Getting a Regular Expression URL Domain

Question

Getting a Regular Expression URL Domain

I am trying to get the domain of a given URL. For example, http://www.facebook.com/someuser/ will return facebook.com . This URL can be specified in the following formats:

https://www.facebook.com/someuser (www. is optional but should be ignored)
www.facebook.com/someuser (http: // not required)
facebook.com/someuser
http://someuser.tumblr.com → you need to return tumblr.com only

I wrote this regular expression:

/(?: \.|\/{2})(?: www\.)?([^\/]*)/i

But it does not work as I expect.

I can do it in parts:

Remove http:// and https:// if they are on the line, with string.delete "/https?:\/\//i" .
Remove www. using string.delete "/www\./i" .
Get a domain with a match and /(\w+\.\w+)+/i

But this will not work with subdomains. String for testing:

 https://www.facebook.com/username http://last.fm/user/username www.google.com facebook.com/username http://sub.tumblr.com/ sub.tumblr.com

I need this to work with as little memory and shore handling as possible.

Any ideas?

+6

string url ruby regex parsing

Fábio perez Jul 25 '11 at 22:28

source share

6 answers

This works for me: /^h?t?t?p?s?:?\/?\/?w?w?w?\.?(.*\.[AZ]{2,})+[AZ\/]/i It will always provide you with only a part of the domain. Take a look at this: http://rubular.com/r/0hudnJSgVT

To use it, create such a method, I put it in my helpers so that I have access to them in the views.

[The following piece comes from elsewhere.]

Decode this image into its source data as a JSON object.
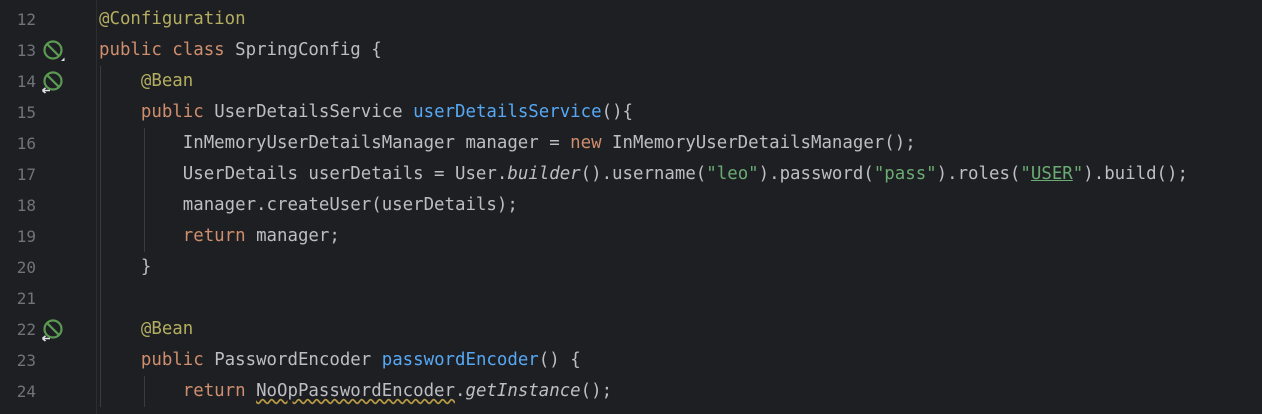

 def website_url(website_url) if website_url[/^h?t?t?p?s?:?\/?\/?w?w?w?\.?(.*\.[AZ\/]{2,})$/i] website_id = $1 end %Q{http://#{ website_id }} end

+2

gabo Oct 11 '11 at 10:40

source share

Do I need to be a regular expression? You can also do this.

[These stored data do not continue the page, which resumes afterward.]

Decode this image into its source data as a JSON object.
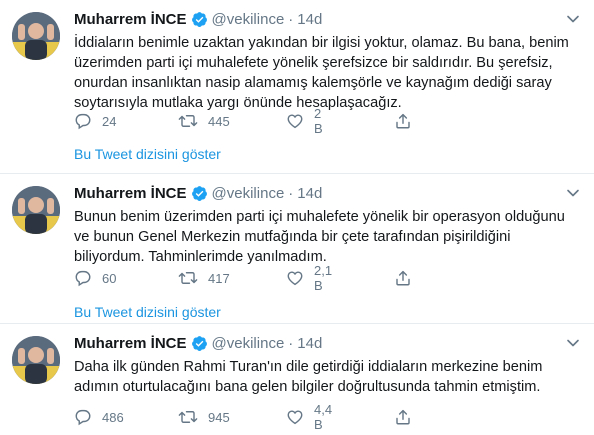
{
  "tweets": [
    {
      "name": "Muharrem İNCE",
      "handle": "@vekilince",
      "separator": "·",
      "time": "14d",
      "text": "İddiaların benimle uzaktan yakından bir ilgisi yoktur, olamaz. Bu bana, benim üzerimden parti içi muhalefete yönelik şerefsizce bir saldırıdır. Bu şerefsiz, onurdan insanlıktan nasip alamamış kalemşörle ve kaynağım dediği saray soytarısıyla mutlaka yargı önünde hesaplaşacağız.",
      "replies": "24",
      "retweets": "445",
      "likes": "2 B",
      "thread_link": "Bu Tweet dizisini göster"
    },
    {
      "name": "Muharrem İNCE",
      "handle": "@vekilince",
      "separator": "·",
      "time": "14d",
      "text": "Bunun benim üzerimden parti içi muhalefete yönelik bir operasyon olduğunu ve bunun Genel Merkezin mutfağında bir çete tarafından pişirildiğini biliyordum. Tahminlerimde yanılmadım.",
      "replies": "60",
      "retweets": "417",
      "likes": "2,1 B",
      "thread_link": "Bu Tweet dizisini göster"
    },
    {
      "name": "Muharrem İNCE",
      "handle": "@vekilince",
      "separator": "·",
      "time": "14d",
      "text": "Daha ilk günden Rahmi Turan'ın dile getirdiği iddiaların merkezine benim adımın oturtulacağını bana gelen bilgiler doğrultusunda tahmin etmiştim.",
      "replies": "486",
      "retweets": "945",
      "likes": "4,4 B"
    }
  ],
  "colors": {
    "text": "#14171a",
    "secondary": "#657786",
    "link": "#1b95e0",
    "verified": "#1da1f2",
    "divider": "#e6ecf0"
  }
}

 require 'uri' yourURL = URI.parse('https://www.facebook.com/username') print yourURL.host

+1

citizen conn Jul 25 '11 at 10:32

source share

You can use this regex:

 /(\w+\.\w{2,6})(?:\/|$)/

0

Paulpro Jul 25 '11 at 10:38

source share

If you really wanted to use regex, you can try something line by line:

 test_string.scan(/\w+\.\w+(?=\/|\s|$)/) { |match| do_stuff_with(match) }

This would not take into account domain names, for example something.co.uk, but it would match everything in your test string.

0

pbaumann Jul 25 '11 at 23:27

source share

I created a String class function using the Open Class method for my purpose .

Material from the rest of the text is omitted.